J.F. Meyer, L. Spainhower,
Proc. ICSSEA 2001
[PDF.zip] |
Summary by
Armando FOx |
One-line summary:
To apply performability framework to Internet services, pick a metric such as
probability of rejected request (due to admission control during spike) or
probability of excess latncy to satisfy requiest; then assign reward levels 0 or
1 to the random var, and generate and solve a stochastic-process model of the
system to obtain a performability rating for it.
Overview/Main Points
Interesting short paper from lisa spainhower and john meyer (umich),
on applying performability to inet services.

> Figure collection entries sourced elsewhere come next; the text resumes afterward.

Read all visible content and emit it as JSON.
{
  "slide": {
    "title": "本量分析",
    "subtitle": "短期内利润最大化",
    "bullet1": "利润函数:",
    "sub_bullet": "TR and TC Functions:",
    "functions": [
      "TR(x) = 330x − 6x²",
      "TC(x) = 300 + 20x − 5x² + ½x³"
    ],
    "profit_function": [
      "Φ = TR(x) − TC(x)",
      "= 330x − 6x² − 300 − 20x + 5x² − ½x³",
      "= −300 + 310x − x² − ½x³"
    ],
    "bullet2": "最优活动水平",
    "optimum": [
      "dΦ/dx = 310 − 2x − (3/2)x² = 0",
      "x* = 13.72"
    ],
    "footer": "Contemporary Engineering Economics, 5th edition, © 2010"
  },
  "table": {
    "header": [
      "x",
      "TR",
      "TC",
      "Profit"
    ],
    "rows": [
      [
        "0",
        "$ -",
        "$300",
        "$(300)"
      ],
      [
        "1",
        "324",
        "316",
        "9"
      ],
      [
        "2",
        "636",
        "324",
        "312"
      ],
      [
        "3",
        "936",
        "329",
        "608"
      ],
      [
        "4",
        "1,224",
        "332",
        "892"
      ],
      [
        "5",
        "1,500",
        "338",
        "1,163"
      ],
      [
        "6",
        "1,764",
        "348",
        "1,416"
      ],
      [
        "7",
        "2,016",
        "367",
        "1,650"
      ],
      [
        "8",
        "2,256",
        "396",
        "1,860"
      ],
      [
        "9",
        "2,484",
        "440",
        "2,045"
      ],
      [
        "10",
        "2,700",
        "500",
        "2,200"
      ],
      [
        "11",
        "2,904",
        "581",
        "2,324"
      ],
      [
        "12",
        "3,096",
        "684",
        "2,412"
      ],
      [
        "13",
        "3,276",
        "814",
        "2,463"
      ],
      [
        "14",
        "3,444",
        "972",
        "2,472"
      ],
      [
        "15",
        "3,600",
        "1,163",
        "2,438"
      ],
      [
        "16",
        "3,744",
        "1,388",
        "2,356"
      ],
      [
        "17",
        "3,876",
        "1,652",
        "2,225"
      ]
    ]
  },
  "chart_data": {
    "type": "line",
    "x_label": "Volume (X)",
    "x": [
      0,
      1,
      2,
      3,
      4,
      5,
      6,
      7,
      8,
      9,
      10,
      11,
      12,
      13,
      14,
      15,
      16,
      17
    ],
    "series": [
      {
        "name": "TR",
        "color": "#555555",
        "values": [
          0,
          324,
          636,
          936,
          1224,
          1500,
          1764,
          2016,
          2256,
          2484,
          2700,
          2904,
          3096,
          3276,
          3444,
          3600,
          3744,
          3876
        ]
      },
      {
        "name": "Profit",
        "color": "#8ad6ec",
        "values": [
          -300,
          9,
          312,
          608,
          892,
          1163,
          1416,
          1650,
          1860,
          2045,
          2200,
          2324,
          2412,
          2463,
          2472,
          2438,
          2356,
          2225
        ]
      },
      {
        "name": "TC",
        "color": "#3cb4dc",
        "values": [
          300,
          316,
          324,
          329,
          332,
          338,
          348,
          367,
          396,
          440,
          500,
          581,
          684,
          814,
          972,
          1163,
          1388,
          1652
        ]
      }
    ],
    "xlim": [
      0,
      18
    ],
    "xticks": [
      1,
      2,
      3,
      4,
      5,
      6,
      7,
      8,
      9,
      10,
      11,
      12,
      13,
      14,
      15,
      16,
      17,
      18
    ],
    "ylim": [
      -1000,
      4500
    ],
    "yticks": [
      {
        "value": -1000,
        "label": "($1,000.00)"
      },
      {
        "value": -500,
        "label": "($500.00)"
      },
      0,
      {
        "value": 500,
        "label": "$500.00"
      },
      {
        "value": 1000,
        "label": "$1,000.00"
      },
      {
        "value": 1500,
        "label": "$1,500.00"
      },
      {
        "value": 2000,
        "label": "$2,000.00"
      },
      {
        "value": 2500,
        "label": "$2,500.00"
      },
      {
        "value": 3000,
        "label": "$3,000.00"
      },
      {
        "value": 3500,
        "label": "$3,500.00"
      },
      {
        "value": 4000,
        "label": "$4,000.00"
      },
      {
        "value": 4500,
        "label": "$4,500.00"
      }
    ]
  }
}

they propose a 5-step approach that would allow a performability
characterization of an inet service. basically it requires the steps i
outlined at the mini-tutorial on fri, viz:
1. pick the parameter you want to measure that captures
"degradation" (in the example in this paper,eg, they showed
how you could use the probability that the server rejects a request
because it's down, too busy, etc, or you could use the incremental
latency experienced by a particular request due to high load. they did
not consider anything like having the server return a less-than-perfect
result, or other types of degradation)
2. characterize the workload with respect to the parameter (eg: given
the request load over a particular observaiton window, you can figure
out *from the user's perspective* the probabiltiy distribution that a
given request will be rejected)
3-5. build a stochastic model of the system and solve it (the
state transitions diagram stuff i showed you, resulting in the different
'performability' curves) - in the paper they don't try to do this but
assert that "well known methods"can be used
there is a pointer to another paper by Meyer (reference #16) that
"suggests the feasibility" of doing this, but i haven't read
that ppr...anyone?
-----Original Message-----
From: Lisa Spainhower [mailto:[email protected]] Sent: Monday,
September 16, 2002 12:21 PM To: [email protected] Subject: RE: MTTR
beats MTTF
Armando, The mainframe mixed workload case has parallels in the
distributed world and, in my estimation, will increasingly do so. Even
in a simple web server environment there is are DNS and firewall and
usually some kind of workload distributor servers that have more global
effect if they fail (bigger 'impact ratio')as compared to web servers
per se. In ERP applications like SAP it is common to have a big backend
DB server and lots of smaller application servers but some applications
- e.g., ordering - may impact other apps and some applications -
reporting, for instance - don't. This sort of componentization is
probably going to increase. I've quickly looked over your paper and want
to read it more carefully. Not to seem like I'm pushing my own paper,
but a more recent publication by John Meyer and myself on performability
does seem relevant. It is "Performability: an e-Utility
Imperative" published in ICSSEA 2001. I've attached the final
version. (See attached file: meyspain.doc)
Relevance
A tie between perforambility and Internet service workloads, which are not
what performability was originally designed to describe.
Flaws
The metrics proposed to be captured (probability of rejected request,
probability of excess latency) are effectively binary-valued...we should be able
to do better with gracefully-degrading primitives.
Doesn't say what to do with the performability curve once we have it.
(This came up at Sept. Santa Cruz retreat.) What does an operator do with
this number? What does it tell him/her? (We have been arguing that
MTTR is the metric for impact, not performability, but that we need a way to
capture degraded behavior when we are working on lowering MTTR.)